Last Updated on May 5, 2015, by eNotes Editorial. Word Count: 434
Mildred Pierce is a domestic tragedy in which wife-husband and mother-daughter relationships are perversely confused. Mildred Pierce’s husband, Herbert (or Bert), is not a good provider, and his need in a wife is for maternal solicitude. Mildred is a capable and intelligent woman who suffers an obsession with her daughter, Veda, which she thinks is mother love. Veda is a talented coloratura soprano whose obsession is herself. Bert deserts his family for a woman who is a mother figure. Mildred, thrown upon her own resources, becomes a successful entrepreneur in the restaurant business and finances her daughter’s musical education, which leads to a bright career. When Veda, constantly betraying her mother, finally deserts her, Mildred is crushed, having lost her unconsciously desired love mate. Cain handles the incest motif more subtly, or perhaps more covertly, and decidedly more effectively here than he does in The Butterfly, published six years later. The novel concludes with Mildred and Bert reunited.
The transformation of Mildred from a mother who would be wife to her daughter to a wife who resigns herself to mothering her husband is signaled in two keynote episodes. The first is the one in which Mildred learns that Veda is pregnant. Her immediate reaction is neither maternal protectiveness nor the murderous anger that Bert will feel toward the man responsible, but a fierce “jealousy . . . so overwhelming that Mildred actually was afraid she would vomit.” This response is a betrayed lover’s reaction, not a mother’s. The distraught Mildred asks Veda “if she’d like to sleep with her, ’just for tonight.’” Veda declines, and Mildred spends a wakeful night “with the jealousy gnawing at her.”

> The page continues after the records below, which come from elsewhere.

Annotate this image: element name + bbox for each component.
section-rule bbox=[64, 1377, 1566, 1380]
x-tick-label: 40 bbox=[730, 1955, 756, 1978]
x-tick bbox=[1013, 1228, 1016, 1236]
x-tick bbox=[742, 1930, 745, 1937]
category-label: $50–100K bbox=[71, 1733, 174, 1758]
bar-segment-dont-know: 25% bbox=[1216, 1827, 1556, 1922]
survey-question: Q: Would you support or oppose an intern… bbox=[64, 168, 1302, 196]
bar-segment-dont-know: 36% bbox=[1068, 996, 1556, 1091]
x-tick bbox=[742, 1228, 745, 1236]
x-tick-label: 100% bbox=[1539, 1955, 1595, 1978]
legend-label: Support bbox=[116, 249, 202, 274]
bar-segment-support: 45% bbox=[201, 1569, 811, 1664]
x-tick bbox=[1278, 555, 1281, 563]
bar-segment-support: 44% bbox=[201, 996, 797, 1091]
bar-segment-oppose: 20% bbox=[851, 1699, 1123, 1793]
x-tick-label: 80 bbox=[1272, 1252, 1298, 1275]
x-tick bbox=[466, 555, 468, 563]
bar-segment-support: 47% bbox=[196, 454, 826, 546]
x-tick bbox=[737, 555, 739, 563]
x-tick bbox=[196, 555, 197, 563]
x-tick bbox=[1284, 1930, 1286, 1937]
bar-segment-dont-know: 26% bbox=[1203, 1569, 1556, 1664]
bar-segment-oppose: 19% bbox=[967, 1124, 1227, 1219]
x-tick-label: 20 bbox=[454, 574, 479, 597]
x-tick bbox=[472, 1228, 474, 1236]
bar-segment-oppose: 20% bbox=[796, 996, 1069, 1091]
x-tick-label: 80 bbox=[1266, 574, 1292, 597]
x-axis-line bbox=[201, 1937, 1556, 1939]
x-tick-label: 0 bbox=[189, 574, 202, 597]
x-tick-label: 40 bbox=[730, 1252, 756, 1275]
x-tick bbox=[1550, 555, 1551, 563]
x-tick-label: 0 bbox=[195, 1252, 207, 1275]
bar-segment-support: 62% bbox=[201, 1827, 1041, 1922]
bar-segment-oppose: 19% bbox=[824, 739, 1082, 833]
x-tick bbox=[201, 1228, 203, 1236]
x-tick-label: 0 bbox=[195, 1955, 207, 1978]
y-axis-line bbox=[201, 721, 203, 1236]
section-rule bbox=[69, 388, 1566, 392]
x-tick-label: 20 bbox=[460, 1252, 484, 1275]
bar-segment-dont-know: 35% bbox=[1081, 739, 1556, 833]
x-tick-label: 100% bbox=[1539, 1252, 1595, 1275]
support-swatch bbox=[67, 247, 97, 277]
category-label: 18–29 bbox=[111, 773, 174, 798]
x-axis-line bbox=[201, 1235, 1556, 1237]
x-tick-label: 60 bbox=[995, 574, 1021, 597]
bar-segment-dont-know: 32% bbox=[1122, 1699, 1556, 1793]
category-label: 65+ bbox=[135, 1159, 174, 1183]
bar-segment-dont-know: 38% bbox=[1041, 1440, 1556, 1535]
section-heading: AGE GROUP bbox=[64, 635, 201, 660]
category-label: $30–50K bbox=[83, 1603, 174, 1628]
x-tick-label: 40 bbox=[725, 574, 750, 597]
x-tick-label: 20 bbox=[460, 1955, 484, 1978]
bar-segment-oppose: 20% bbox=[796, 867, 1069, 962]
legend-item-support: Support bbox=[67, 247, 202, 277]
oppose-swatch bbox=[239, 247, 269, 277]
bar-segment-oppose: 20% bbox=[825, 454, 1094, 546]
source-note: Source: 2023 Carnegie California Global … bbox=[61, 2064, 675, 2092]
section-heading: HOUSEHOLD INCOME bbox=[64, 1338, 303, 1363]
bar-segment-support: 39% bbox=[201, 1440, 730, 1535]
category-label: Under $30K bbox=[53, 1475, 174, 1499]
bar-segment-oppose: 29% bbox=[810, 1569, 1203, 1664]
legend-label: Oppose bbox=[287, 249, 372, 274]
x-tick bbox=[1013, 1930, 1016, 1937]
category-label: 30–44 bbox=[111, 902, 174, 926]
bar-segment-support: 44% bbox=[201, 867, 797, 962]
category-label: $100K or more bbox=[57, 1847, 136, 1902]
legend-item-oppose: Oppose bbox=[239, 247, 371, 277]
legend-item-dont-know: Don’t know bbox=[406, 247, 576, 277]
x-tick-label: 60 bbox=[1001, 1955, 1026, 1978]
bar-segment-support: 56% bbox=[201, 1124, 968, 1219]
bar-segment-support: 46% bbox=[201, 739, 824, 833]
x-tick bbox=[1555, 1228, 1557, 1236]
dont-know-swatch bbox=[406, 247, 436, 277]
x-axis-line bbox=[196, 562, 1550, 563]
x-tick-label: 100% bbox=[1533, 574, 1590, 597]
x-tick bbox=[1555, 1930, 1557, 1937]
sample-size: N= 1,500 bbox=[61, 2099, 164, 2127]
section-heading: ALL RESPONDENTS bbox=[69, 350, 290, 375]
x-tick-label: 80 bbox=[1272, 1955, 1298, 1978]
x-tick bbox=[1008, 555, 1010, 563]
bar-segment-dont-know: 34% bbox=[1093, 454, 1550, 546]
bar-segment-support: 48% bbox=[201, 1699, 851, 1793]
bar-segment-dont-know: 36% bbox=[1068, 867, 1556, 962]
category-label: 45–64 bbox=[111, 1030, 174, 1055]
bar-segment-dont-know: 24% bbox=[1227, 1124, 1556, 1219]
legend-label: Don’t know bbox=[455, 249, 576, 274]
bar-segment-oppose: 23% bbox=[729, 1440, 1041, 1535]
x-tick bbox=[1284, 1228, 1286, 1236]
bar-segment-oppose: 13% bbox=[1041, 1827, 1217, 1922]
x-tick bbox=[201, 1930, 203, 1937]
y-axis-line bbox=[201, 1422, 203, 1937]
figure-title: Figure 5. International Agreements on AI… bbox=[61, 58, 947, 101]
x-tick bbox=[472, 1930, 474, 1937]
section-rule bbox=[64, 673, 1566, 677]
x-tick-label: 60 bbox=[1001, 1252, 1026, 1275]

The second episode is the conclusion of the novel. Bert says to Mildred “to hell with” Veda, and Mildred, sensing his meaning, manages to swallow her sobs “and draw the knife across an umbilical cord.” The indefinite article is functionally ambiguous, referring both to Veda, whose frustrated lover Mildred ceases to be, and to Bert, whose resigned mother she now becomes.
Mildred Pierce, as a long novel in third-person narration which is not a crime story or thriller, is not standard Cain; its pessimism, however, is standard Cain. Its emphasis upon vacuous materialism in the worlds of business and professional entertainment and its disclosure of affections transmuted by sublimation make it Cain’s most pessimistic work. That it is, at the same time, not bitter or misanthropic in its effect is attributable to the author’s sympathetic understanding of the forces and the emotions that move its characters; in this novel, Cain created his finest characterizations.